In 1840, as the population of Allegheny Town reached 10,000, its political leaders led a movement to have the community be identified as having “city status.” In the same year, Robert Cassatt, a successful businessman in Pittsburgh, and his wife Katherine Johnston Cassatt, who had been raised in and attended school in Allegheny Town, moved their family from Pittsburgh to a new home on Reedsdale Street in Allegheny. During the Cassatt family’s brief tenure in Allegheny, Robert Cassatt served on the newly formed Select Council of the City, and in 1847 as its mayor. Katherine Cassatt gave birth to a daughter on May 22, 1844, who they named Mary. More than a century and a half has passed since then, and during this time, Mary Cassatt has become recognized as one of America’s greatest artists. Her works are found in the nation’s most prestigious art museums.
A number of years ago the Allegheny City Society (ACS), working with the Pennsylvania Art and Museum Commission and with the French Embassy in Washington D.C., placed a state historical marker near the corner of Ridge and Allegheny Avenues, a location not far from the Cassatts’ former home in Allegheny, to honor this very “Daughter of Allegheny.”
Saturday, May 22, will be the 177th anniversary of Mary Cassatt’s birth. The ACS has organized a “Fete in the Groves” to honor Mary Cassatt. Several talks will be presented by ACS members, which will explore:
- Cassatt’s family’s roots in Allegheny and Pittsburgh. (It was the Spanish-born Bishop Dominec of Pittsburgh, and the only Bishop of Allegheny, who gave Cassatt her first major commission to paint a copy of two Correggio works for placement in the new St. Paul’s Cathedral under construction in Pittsburgh in 1871.)
- Cassatt’s significant role in the Impressionist movement as well as her powerful influence on the adaptation of Japanese printmaking to the western world.
- Cassatt’s role in advising American art collectors on the acquisition of important works of European art that would find their way into homes, and eventually the public art galleries and museums, across America.

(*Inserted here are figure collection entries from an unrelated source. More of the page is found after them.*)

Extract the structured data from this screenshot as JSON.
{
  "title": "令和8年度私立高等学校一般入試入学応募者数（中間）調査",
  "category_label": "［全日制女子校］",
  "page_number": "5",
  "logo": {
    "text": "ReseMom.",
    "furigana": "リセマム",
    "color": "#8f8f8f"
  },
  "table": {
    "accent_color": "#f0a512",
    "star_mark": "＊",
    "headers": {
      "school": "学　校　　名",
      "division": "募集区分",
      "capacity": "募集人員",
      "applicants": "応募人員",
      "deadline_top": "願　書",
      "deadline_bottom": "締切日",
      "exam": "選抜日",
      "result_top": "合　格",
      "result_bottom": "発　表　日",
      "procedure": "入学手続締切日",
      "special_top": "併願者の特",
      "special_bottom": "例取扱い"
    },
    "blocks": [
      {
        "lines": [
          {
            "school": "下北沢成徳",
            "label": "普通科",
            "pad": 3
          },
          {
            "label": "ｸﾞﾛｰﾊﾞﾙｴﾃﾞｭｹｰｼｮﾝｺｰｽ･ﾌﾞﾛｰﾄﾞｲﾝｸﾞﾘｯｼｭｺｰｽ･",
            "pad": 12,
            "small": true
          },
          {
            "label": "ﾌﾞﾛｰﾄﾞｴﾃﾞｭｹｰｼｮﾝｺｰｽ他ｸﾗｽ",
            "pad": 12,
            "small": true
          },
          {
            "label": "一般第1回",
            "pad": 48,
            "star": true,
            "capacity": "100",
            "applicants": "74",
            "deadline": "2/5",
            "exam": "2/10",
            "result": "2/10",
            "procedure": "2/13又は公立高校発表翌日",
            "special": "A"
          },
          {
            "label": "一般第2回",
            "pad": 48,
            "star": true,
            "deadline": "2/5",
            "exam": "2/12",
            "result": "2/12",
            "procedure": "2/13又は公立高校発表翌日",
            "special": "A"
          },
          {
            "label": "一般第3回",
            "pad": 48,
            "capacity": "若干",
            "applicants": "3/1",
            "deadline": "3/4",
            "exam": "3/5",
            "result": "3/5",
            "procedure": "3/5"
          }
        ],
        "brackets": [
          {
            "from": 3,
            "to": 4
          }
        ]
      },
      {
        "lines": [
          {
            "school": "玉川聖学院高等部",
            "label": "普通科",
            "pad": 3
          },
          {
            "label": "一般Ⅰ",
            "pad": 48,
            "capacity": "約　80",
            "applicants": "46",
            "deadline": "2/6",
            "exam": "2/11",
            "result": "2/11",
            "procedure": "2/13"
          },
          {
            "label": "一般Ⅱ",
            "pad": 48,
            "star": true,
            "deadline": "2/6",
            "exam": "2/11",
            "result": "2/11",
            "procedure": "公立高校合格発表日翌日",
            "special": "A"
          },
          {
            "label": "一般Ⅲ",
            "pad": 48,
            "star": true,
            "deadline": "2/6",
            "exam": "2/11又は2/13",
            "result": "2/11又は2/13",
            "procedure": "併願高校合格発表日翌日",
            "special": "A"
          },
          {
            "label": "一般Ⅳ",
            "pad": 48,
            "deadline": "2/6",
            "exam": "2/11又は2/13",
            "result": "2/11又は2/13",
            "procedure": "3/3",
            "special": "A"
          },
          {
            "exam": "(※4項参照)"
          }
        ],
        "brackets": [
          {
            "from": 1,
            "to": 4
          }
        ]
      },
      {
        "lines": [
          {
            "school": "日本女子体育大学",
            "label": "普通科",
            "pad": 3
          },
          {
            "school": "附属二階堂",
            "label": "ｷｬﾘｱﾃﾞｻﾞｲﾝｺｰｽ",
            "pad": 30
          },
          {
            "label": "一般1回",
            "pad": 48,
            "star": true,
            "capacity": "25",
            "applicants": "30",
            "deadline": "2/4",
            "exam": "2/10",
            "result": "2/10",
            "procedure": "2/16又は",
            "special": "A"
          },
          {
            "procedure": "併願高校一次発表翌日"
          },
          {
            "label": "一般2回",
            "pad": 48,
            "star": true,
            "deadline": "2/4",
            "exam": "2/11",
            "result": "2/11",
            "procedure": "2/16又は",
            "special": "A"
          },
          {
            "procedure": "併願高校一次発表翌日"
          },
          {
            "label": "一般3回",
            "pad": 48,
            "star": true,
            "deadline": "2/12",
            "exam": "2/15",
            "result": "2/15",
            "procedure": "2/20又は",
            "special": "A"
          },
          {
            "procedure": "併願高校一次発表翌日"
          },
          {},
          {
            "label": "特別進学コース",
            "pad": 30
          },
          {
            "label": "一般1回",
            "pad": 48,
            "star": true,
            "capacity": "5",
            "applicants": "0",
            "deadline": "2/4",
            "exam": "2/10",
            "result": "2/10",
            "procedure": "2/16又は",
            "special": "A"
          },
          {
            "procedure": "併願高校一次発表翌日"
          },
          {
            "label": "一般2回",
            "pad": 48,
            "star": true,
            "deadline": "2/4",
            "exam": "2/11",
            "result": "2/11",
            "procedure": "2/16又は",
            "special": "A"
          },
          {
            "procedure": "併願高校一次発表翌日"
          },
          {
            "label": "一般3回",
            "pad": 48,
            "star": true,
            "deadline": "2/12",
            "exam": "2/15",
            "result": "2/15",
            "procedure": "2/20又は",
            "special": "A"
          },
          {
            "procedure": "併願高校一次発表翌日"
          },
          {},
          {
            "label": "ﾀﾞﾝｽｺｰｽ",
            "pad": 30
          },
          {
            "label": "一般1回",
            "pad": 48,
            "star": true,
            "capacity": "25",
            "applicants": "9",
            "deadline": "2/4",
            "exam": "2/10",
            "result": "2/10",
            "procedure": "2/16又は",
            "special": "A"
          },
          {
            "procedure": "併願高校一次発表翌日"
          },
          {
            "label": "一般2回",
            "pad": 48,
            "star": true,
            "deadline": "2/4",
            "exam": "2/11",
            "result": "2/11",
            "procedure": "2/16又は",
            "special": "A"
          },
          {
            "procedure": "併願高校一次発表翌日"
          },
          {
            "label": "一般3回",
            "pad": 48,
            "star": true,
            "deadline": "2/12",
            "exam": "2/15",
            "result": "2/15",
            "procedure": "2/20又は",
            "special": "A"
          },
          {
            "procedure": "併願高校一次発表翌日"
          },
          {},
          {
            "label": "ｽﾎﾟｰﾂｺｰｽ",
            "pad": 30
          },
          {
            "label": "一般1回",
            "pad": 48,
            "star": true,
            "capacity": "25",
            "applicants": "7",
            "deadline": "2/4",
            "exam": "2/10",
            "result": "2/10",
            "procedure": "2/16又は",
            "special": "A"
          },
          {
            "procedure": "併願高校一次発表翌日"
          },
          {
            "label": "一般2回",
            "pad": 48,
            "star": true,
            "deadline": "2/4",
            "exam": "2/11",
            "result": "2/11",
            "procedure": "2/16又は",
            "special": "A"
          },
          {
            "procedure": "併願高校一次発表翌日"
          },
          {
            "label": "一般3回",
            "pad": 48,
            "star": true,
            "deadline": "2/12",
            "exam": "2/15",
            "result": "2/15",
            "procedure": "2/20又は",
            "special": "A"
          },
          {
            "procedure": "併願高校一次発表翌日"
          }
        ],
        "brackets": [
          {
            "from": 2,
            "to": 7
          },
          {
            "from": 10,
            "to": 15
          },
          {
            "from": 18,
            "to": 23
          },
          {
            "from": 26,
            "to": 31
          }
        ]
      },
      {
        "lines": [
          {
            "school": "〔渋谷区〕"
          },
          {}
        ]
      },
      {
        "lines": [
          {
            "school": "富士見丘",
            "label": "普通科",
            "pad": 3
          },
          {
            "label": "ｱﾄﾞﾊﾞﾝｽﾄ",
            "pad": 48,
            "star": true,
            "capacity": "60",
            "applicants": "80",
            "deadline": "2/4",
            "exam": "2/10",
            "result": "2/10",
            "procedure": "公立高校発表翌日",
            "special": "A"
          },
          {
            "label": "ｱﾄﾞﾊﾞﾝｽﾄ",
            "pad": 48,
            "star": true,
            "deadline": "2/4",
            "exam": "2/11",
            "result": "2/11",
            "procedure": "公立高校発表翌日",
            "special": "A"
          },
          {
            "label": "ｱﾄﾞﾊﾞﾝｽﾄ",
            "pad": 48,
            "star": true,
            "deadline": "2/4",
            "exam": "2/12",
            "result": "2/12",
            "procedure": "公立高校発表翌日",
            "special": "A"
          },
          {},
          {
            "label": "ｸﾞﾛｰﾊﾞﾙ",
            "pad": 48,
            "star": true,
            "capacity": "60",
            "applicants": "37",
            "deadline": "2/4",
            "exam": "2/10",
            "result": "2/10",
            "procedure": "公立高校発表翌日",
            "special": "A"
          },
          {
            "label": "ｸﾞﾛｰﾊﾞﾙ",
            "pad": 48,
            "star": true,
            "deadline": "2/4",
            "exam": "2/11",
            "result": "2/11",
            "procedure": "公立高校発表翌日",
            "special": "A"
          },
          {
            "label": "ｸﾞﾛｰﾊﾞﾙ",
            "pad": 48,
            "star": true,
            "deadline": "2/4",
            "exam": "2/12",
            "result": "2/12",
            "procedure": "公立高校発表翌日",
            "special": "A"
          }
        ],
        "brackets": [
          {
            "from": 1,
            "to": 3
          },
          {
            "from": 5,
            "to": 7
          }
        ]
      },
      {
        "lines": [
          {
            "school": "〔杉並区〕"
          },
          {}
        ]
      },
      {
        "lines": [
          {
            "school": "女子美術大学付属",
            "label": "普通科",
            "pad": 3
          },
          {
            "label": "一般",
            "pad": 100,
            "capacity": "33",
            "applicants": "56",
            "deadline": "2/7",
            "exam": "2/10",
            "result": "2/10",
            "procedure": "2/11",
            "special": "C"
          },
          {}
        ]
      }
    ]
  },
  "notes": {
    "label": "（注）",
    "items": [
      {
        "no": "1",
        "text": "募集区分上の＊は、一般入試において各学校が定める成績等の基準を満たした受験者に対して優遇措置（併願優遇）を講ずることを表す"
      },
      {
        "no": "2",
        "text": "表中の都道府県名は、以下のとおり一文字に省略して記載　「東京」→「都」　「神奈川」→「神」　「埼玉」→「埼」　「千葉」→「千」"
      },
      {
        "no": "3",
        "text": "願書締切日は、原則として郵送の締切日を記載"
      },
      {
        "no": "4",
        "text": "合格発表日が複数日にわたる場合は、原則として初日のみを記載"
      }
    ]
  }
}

- Cassatt’s deep commitment to feminist movements in Europe and America. This was particularly evident in the massive mural “Modern Woman,” now lost, which she painted for the Women’s Building at the World’s Columbian Exposition in Chicago in 1893.
The ACS program will begin at noon on Saturday, May 22, 2021. It will be presented in “The Groves” section of the Allegheny Commons Park. The Groves is located between Ridge and Western Avenues. ACS will have a number of Cassatt prints and a few books available for purchase for those who are interested.
Canning is the vice president of ACS.